Quelle intervention pour les révolutionnaires dans ce mouvement dont les revendications sont légitimes, mais dont la forme et la composition ne sont pas encore satisfaisantes ? Voici quelques pistes qui pourraient changer qualitativement la lutte. Tout d’abord, il serait intéressant de faire le lien avec les revendications contre les dernières lois liberticides, à savoir la loi « sécurité globale » et la loi « séparatisme ». Il serait aussi pertinent de développer des revendications sociales contre les lois s’attaquant directement aux travailleurs, à savoir contre le licenciement des salariés non-vaccinés, contre la réforme des retraites et contre la réforme de l’assurance-chômage.

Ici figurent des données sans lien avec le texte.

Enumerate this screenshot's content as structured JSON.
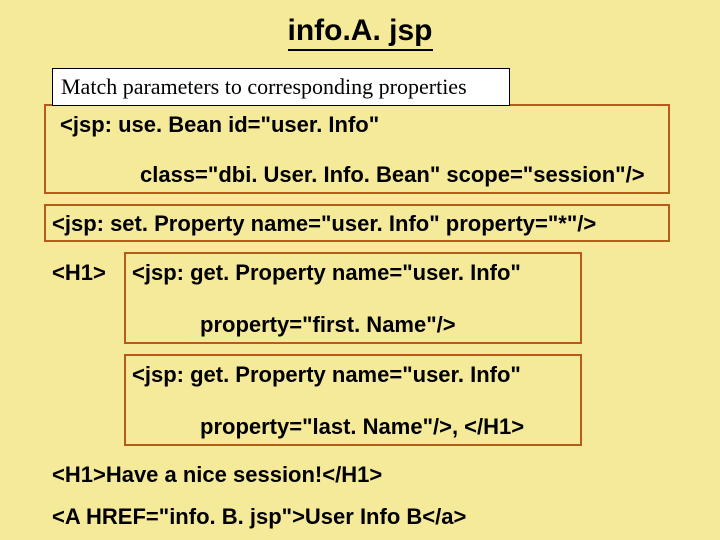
{
  "title": "info.A. jsp",
  "callout": "Match parameters to corresponding properties",
  "code": {
    "line1": "<jsp: use. Bean id=\"user. Info\"",
    "line2": "class=\"dbi. User. Info. Bean\" scope=\"session\"/>",
    "line3": "<jsp: set. Property name=\"user. Info\" property=\"*\"/>",
    "line4a": "<H1>",
    "line4b": "<jsp: get. Property name=\"user. Info\"",
    "line5": "property=\"first. Name\"/>",
    "line6": "<jsp: get. Property name=\"user. Info\"",
    "line7": "property=\"last. Name\"/>, </H1>",
    "line8": "<H1>Have a nice session!</H1>",
    "line9": "<A HREF=\"info. B. jsp\">User Info B</a>"
  }
}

De plus, comme le montrent les agressions d’extrême-droite qui se sont multipliées dans plusieurs villes, il est nécessaire d’expulser et d’empêcher la propagande fascisante qui n’a pas sa place dans un mouvement de défense des libertés de notre classe. Enfin, le mouvement serait beaucoup plus intéressant s’il sortait du cadre de la manifestation, qui est avant tout une mise en scène vis-à-vis de l’opinion publique, pour passer à d’autres actions : actions de désobéissance collective et massive, initiatives de solidarité pour les exclus de la vie sociale par le pass sanitaire, grèves et soutiens aux luttes des travailleurs dont les emplois sont menacés (les manifestations pourraient ainsi se rendre sur les lieux d’entreprise où des personnes sont menacées de licenciement). Se pose aussi la question de constituer des espaces d’auto-organisation où ces actions et revendications pourraient s’élaborer : sans préjuger qu’une forme soit meilleure que d’autres, de tels espaces pourraient être des cortèges en manifestation ou encore des assemblées ou des comités d’actions. C’est à ces conditions que nous pourrons arracher la victoire mais aussi poser des perspectives révolutionnaires au sein de ce mouvement d’opposition à l’autoritarisme croissant de l’État.